What's the difference between 2-space and 4-space indentation?
Pure convention. JavaScript and most npm packages use 2 spaces. Python's json.dumps default is 4. Some style guides prefer tabs because they let each developer choose their own visual width. Pick whatever your project's linter or .editorconfig specifies; for ad-hoc API responses, 2 spaces gives more compact output.
When should I sort keys?
For deterministic diffs (e.g., committing config files to git), comparison testing (snapshot tests, integration test fixtures), and any scenario where two semantically-equal JSONs should look identical. Object key order is technically not significant in JSON, but unsorted output can produce noisy diffs.
Can I edit the JSON in the formatter?
Yes — the input box is editable, and re-parsing happens as you type. For larger structures use a real editor with JSON syntax support (VS Code, JetBrains IDEs); this tool is for quick formatting, validation, and copying.
How big a JSON can it handle?
Several MB easily. The native JSON.parse and JSON.stringify in modern browsers are very fast. Multi-hundred-MB files may be slow to render in the textarea; for those use a streaming parser or jq instead.
Is my data uploaded anywhere?
No. The formatter runs entirely in your browser using the standard JSON.parse and JSON.stringify functions. Nothing is sent to any server, logged, or stored. You can safely paste API responses, config snippets, or sensitive data.
Common Use Cases
Inspecting API responses
Paste a raw response from curl or your browser DevTools, format it for readability, and find the field you need.
Cleaning up config files
Pretty-print package.json, tsconfig.json, or any config file before committing it to keep diffs clean.
Validating before posting
Catch syntax errors in JSON payloads before they hit your server's parser and produce cryptic 400-series errors.
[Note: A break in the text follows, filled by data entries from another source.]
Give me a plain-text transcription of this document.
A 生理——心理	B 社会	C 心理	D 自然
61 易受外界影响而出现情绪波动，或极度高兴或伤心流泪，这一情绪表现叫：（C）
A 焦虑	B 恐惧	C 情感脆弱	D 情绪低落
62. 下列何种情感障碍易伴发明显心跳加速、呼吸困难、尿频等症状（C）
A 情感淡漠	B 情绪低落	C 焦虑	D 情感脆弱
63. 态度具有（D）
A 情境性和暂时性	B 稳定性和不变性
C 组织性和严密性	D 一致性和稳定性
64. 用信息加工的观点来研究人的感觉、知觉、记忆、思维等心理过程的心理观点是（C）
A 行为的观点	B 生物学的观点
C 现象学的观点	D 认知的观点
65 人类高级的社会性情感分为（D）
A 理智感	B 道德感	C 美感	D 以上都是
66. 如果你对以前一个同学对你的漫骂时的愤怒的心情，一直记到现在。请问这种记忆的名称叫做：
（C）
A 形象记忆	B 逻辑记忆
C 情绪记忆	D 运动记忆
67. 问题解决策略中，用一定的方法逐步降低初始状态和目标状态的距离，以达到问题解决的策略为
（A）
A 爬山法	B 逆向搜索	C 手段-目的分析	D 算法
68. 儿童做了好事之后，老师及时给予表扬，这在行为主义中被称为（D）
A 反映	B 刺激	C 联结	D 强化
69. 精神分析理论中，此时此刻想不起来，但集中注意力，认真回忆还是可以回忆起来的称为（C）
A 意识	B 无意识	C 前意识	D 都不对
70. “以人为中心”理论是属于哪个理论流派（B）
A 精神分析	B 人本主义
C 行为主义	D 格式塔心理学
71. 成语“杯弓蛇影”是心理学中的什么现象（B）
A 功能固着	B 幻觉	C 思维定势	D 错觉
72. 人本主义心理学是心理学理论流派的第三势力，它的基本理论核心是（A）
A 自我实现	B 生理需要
Minifying for transmission
Strip whitespace from JSON before embedding it in URLs, query strings, or storage where bytes matter.
Comparing two responses
Sort keys and pretty-print two JSON blobs identically so a regular text-diff tool can highlight only the real differences.
Teaching and documentation
Format example payloads consistently when writing API documentation, blog posts, or tutorials.